Worth your time is this recent LSE lecture, "Why Growth Theory Requires a Theory of the State Beyond Market Failures," by the economist Mariana Mazzucato, whose book The Entrepreneurial State: Debunking Public vs. Private Myths in Risk and Innovation, is also worth your time. In my opinion, the ideas expressed in the lecture have expanded considerably from those in the book. Mazzucato's basic argument is that the state is the true source of technological and scientific innovation and not the private sector. In her picture of things, and a picture which is closer to the truth of things, the private sector only appears on the scene when all of the major risks, the major financial unknowns of a research project have been absorbed by the long and deep investment of the state.

And what is it that corporations do these days, if they are not really investing in new products? Share buybacks is where their money goes.

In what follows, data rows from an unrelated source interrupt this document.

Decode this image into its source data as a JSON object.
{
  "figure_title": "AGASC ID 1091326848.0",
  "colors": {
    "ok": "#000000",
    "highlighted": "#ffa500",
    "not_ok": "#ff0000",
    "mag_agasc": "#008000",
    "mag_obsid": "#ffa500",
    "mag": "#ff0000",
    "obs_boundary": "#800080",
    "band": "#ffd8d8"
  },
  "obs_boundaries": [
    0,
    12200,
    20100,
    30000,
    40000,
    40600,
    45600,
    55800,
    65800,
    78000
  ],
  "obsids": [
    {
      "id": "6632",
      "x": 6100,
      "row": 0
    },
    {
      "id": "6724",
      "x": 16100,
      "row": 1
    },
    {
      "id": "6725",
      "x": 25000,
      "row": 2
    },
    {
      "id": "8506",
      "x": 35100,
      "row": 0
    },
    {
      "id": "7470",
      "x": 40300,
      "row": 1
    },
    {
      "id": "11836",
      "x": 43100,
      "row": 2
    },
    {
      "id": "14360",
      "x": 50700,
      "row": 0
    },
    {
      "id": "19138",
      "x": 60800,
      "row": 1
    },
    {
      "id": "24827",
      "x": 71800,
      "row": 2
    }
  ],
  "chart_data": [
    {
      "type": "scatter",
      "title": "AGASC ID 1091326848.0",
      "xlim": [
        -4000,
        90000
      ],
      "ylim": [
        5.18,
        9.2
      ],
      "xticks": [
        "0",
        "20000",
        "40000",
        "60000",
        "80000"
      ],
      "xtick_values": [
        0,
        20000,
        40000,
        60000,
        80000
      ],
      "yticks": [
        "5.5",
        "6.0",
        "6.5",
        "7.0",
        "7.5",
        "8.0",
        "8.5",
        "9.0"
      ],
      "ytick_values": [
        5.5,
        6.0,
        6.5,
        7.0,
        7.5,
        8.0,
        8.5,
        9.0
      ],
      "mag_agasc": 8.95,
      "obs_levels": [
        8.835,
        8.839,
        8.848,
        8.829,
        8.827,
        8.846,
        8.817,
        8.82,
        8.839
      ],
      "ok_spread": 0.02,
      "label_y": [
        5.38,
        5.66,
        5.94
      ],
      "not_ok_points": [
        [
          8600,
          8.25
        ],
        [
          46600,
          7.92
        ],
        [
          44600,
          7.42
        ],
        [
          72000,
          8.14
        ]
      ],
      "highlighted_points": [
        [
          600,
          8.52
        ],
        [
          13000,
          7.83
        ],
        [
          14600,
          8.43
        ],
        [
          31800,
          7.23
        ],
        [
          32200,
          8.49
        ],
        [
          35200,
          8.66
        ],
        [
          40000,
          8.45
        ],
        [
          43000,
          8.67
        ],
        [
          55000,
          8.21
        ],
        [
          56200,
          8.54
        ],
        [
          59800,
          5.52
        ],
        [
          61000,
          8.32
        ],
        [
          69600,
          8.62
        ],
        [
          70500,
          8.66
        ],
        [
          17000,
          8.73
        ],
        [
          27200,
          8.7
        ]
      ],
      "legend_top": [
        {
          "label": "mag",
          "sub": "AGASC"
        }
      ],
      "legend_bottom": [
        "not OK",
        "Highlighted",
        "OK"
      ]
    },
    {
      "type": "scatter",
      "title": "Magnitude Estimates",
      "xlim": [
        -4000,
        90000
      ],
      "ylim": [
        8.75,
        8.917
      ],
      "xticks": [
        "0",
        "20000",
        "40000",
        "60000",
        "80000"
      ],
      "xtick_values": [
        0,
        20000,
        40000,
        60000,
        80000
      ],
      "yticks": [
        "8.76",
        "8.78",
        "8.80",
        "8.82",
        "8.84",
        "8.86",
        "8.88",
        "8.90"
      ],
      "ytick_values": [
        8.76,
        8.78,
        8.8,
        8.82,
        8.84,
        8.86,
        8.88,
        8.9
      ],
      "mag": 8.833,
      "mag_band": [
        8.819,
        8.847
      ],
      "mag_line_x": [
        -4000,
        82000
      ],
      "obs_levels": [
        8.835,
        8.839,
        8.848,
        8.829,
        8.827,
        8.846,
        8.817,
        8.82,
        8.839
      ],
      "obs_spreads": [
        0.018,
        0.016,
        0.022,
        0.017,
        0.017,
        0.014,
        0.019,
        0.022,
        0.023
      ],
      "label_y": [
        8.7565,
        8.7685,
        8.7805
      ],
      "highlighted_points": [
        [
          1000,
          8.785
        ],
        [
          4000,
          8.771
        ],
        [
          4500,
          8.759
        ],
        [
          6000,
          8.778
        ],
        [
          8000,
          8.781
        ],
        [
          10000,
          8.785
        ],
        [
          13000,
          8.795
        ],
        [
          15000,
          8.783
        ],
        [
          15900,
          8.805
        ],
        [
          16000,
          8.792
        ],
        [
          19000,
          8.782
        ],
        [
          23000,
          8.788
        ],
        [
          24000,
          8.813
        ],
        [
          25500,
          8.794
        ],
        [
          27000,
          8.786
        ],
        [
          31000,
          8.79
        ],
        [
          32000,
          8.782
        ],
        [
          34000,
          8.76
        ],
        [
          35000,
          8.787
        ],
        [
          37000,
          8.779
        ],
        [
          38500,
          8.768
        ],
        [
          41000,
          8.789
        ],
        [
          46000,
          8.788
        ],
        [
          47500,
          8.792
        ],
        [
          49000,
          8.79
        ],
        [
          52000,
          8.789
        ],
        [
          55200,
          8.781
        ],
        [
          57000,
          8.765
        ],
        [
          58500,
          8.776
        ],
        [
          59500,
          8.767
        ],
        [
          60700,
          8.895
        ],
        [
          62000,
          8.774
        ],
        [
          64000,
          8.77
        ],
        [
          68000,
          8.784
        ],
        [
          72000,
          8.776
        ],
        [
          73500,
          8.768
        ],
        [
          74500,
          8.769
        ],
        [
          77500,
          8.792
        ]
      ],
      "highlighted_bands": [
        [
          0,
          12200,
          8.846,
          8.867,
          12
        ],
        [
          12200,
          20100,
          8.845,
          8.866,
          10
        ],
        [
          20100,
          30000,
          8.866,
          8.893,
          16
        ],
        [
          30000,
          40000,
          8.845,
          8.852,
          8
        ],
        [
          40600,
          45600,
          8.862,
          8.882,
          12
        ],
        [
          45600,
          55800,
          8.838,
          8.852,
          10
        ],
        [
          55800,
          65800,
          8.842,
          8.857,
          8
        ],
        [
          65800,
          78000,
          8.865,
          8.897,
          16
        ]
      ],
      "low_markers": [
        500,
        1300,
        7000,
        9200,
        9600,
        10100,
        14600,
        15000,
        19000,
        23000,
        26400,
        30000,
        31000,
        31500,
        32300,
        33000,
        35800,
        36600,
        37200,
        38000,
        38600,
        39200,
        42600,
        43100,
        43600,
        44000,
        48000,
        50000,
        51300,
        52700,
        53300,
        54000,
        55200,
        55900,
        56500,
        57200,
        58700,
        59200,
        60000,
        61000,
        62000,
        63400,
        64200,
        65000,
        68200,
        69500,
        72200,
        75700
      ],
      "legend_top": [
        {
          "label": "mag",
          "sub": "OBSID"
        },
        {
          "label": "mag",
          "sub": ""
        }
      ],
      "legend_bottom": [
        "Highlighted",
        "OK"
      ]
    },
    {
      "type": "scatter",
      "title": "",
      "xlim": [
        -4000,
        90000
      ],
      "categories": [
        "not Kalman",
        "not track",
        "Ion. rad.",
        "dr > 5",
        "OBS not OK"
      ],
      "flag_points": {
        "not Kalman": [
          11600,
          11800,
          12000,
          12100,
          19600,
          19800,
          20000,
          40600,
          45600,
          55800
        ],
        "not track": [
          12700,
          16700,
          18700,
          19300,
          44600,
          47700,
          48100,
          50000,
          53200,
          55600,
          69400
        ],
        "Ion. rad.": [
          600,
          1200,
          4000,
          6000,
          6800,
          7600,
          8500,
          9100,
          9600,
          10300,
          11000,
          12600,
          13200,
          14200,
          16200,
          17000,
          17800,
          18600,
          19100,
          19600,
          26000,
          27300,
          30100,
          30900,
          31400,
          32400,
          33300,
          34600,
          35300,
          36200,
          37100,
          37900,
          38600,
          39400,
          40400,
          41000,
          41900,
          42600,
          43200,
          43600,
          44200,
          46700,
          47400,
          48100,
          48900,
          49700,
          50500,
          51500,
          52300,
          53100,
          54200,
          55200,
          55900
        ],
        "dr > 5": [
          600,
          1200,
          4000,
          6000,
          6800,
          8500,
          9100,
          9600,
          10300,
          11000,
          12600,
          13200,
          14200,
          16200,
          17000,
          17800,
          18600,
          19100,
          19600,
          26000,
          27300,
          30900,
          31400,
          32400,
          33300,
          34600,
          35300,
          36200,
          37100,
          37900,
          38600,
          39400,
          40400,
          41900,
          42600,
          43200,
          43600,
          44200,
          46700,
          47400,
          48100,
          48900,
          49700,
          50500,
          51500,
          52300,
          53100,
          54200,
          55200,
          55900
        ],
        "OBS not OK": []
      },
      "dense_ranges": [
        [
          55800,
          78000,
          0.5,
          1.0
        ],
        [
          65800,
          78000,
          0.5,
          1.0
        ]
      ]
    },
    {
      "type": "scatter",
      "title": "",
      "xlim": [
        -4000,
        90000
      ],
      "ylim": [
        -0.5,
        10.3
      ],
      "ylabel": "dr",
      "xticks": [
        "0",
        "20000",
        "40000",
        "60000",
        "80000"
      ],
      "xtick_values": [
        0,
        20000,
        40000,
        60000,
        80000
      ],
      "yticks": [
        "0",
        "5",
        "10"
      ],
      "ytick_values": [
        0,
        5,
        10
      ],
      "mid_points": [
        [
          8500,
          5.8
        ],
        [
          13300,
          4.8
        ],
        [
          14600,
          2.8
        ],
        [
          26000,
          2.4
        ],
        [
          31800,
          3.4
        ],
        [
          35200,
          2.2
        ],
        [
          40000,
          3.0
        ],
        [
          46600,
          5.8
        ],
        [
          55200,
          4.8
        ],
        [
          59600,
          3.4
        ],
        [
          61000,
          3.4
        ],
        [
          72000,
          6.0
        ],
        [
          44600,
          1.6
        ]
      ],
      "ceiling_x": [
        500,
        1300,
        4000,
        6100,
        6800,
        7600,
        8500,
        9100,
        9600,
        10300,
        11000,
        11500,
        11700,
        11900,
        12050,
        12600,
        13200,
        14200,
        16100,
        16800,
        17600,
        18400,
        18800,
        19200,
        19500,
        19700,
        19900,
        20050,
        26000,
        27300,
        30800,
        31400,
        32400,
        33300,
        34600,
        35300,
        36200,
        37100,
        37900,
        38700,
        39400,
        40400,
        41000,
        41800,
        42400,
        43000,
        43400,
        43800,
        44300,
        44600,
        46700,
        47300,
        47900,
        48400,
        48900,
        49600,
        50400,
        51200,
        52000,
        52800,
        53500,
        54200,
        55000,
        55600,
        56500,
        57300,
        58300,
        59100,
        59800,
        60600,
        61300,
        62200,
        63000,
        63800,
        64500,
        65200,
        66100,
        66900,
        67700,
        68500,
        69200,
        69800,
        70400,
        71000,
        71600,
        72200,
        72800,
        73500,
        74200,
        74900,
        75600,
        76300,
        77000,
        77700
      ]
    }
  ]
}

Now Mazzucato's lecture provided a fact that much improved my image of Steve Jobs: Apparently Apple had to wait for his death to begin this sad business of reallocating money from projects that develop new things to a scheme that increases the value of shares...

Activist investor Carl Icahn is at it again, this time writing an open letter to Apple CEO Tim Cook and urging the company to buy back $150 billion of its own stock.
His idea: Apple (AAPL, Fortune 500) shares are extremely undervalued, so now's the time for the company to invest in itself — and increase the value of its investors' stock holdings.

The argument often used to justify buybacks is that the company has run out of exciting product ideas.